Best for: Enterprise teams and organizations already invested in the Microsoft stack.
Google Cloud Quantum
cloud.google.com/solutions/quantum-computing | Research access + Pasqal marketplace
Google’s Sycamore and Willow processors remain largely reserved for Google’s own research, but Google Cloud offers access to Pasqal’s neutral-atom hardware through its marketplace. Google’s Willow chip achieved remarkable error correction benchmarks in late 2024, and the roadmap targets a cryptographically relevant quantum computer in the coming years.
Best for: Researchers focused on neutral-atom computing or working with Google’s TensorFlow Quantum framework.
D-Wave Leap
cloud.dwavesys.com | Free developer access available
D-Wave takes a different architectural approach quantum annealing rather than gate-based quantum circuits. This makes it particularly suited to optimization problems (logistics, scheduling, resource allocation) rather than general-purpose quantum algorithms. The Leap service offers free developer access with real-time QPU response times and an impressive 99.9% uptime claim.
Best for: Optimization-focused use cases in business and operations research.
Multi-Vendor Platforms (qBraid, Strangeworks, Classiq)
For those who want to experiment across multiple hardware vendors without managing separate accounts, platforms like qBraid, Strangeworks, and Classiq aggregate access to IBM, IonQ, Rigetti, D-Wave, Quantinuum, and others under a single interface. These are particularly useful for benchmarking the same circuit across different hardware architectures.
The Takeaway
The Multiverse Computing result matters not because it transforms AI overnight, but because it demonstrates a new direction: instead of scaling classical infrastructure ever upward, quantum components can be slotted into existing AI systems to unlock improvements that would otherwise be computationally out of reach.
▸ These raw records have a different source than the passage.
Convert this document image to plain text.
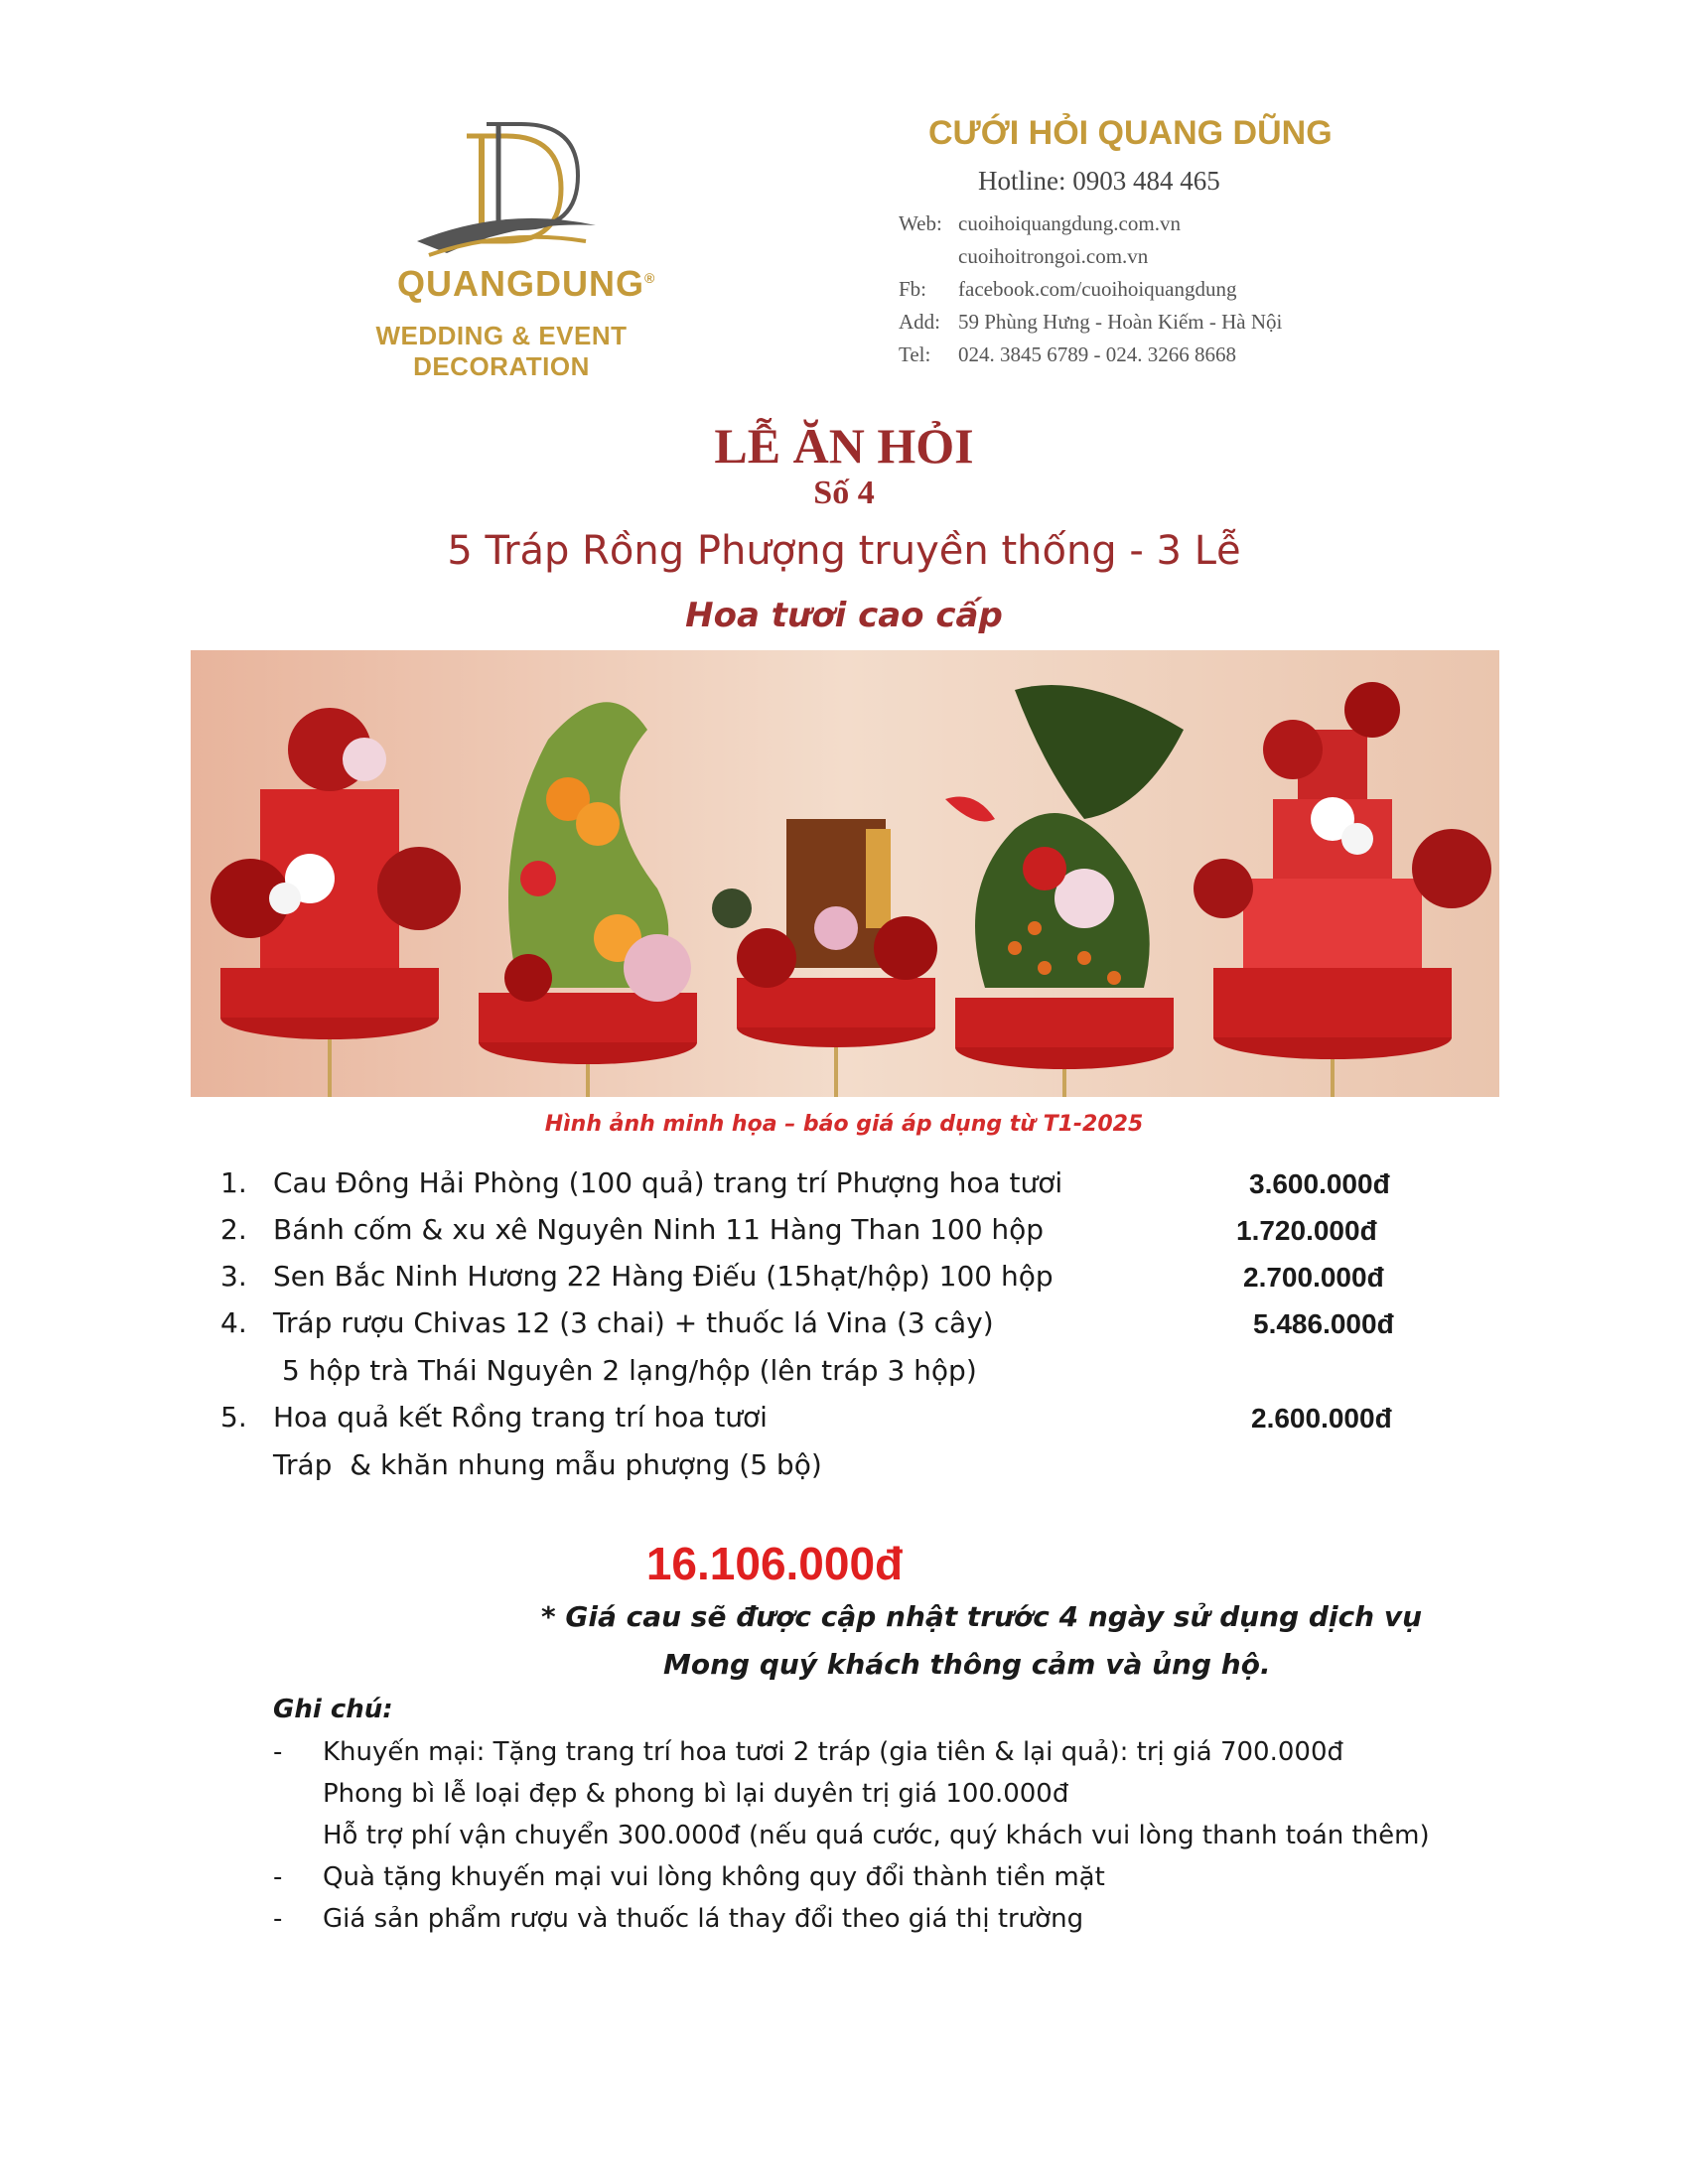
QUANGDUNG®
WEDDING & EVENT DECORATION
CƯỚI HỎI QUANG DŨNG
Hotline: 0903 484 465
Web: cuoihoiquangdung.com.vn
cuoihoitrongoi.com.vn
Fb: facebook.com/cuoihoiquangdung
Add: 59 Phùng Hưng - Hoàn Kiếm - Hà Nội
Tel: 024. 3845 6789 - 024. 3266 8668
LỄ ĂN HỎI
Số 4
5 Tráp Rồng Phượng truyền thống - 3 Lễ
Hoa tươi cao cấp
Hình ảnh minh họa – báo giá áp dụng từ T1-2025
1. Cau Đông Hải Phòng (100 quả) trang trí Phượng hoa tươi	3.600.000đ
2. Bánh cốm & xu xê Nguyên Ninh 11 Hàng Than 100 hộp	1.720.000đ
3. Sen Bắc Ninh Hương 22 Hàng Điếu (15hạt/hộp) 100 hộp	2.700.000đ
4. Tráp rượu Chivas 12 (3 chai) + thuốc lá Vina (3 cây)	5.486.000đ
5 hộp trà Thái Nguyên 2 lạng/hộp (lên tráp 3 hộp)
5. Hoa quả kết Rồng trang trí hoa tươi	2.600.000đ
Tráp  & khăn nhung mẫu phượng (5 bộ)
16.106.000đ
* Giá cau sẽ được cập nhật trước 4 ngày sử dụng dịch vụ
Mong quý khách thông cảm và ủng hộ.
Ghi chú:
- Khuyến mại: Tặng trang trí hoa tươi 2 tráp (gia tiên & lại quả): trị giá 700.000đ
Phong bì lễ loại đẹp & phong bì lại duyên trị giá 100.000đ
Hỗ trợ phí vận chuyển 300.000đ (nếu quá cước, quý khách vui lòng thanh toán thêm)
- Quà tặng khuyến mại vui lòng không quy đổi thành tiền mặt
- Giá sản phẩm rượu và thuốc lá thay đổi theo giá thị trường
We are, in all likelihood, at the very beginning of quantum-enhanced AI. The hardware is noisy, the circuits are small, and the improvements are incremental. But the proof of concept now exists on real production hardware and the quantum computing access layer has never been more open.
If you’ve been curious about quantum computing, there’s never been a better time to start experimenting. The hardware is a cloud call away.
References: Aizpurua et al., arXiv:2605.05914 (May 2026); IBM Quantum Platform; AWS Braket; Multiverse Computing.